Rana's first two drug candidates fit the bill: a drug targeting an lncRNA responsible for silencing frataxin and another targeting an lncRNA that regulates survival of motor neuron 2 (SMN2).

Friedreich's ataxia is caused by expansion of a triplet repeat in the frataxin gene, which leads to reduced expression of the mitochondrial protein responsible for binding iron that can cause damage to cells in the central nervous system. Inhibiting the lncRNA that silences frataxin expression should increase the protein expression dampened by the mutation, resulting in less iron-induced damage.

In spinal muscular atrophy patients with mutations in survival of motor neuron 1 (SMN1), a related gene, SMN2 can partially substitute for SMN1. Patients with extra copies of the SMN2 gene have less severe spinal muscular atrophy, supporting the hypothesis that increasing expression of the SMN2 gene should help patients.

The affected cells in spinal muscular atrophy and Friedreich's ataxia patients are in the central nervous system, which may help increase the concentration of drug near the target cells because the drugs injected into the central nervous system will stay in the spinal cord and brain. Barsoum said he thinks the drugs might be able to be dosed as infrequently as every three to six months.

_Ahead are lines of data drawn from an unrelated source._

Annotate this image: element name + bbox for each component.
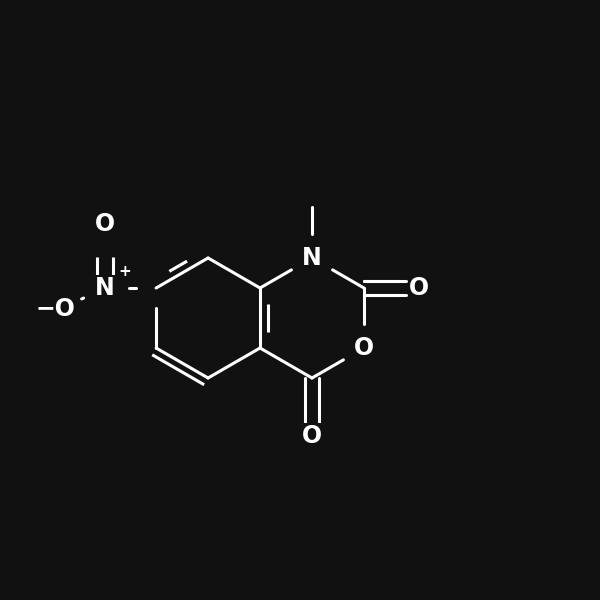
- Text: N: N: [95, 276, 115, 300]
- Text: O: O: [95, 212, 115, 236]
- Text: O: O: [302, 424, 322, 448]
- Text: O: O: [354, 336, 374, 360]
- Text: −O: −O: [35, 297, 75, 321]
- Text: N: N: [302, 246, 322, 270]
- Text: O: O: [409, 276, 429, 300]
- Text: +: +: [118, 263, 131, 278]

Both drug candidates are still undergoing investigational new drug application-enabling studies. Rana hopes to have the drugs into the clinic in 12 to 18 months and is also investigating potential lncRNA targets to treat undisclosed musculoskeletal and inflammatory diseases.

In addition to developing drugs internally, Rana also will pursue collaborations for other diseases that lncRNA-targeted drugs could treat. "I don't think that any one company has the bandwidth to look at all of it," Renaud said.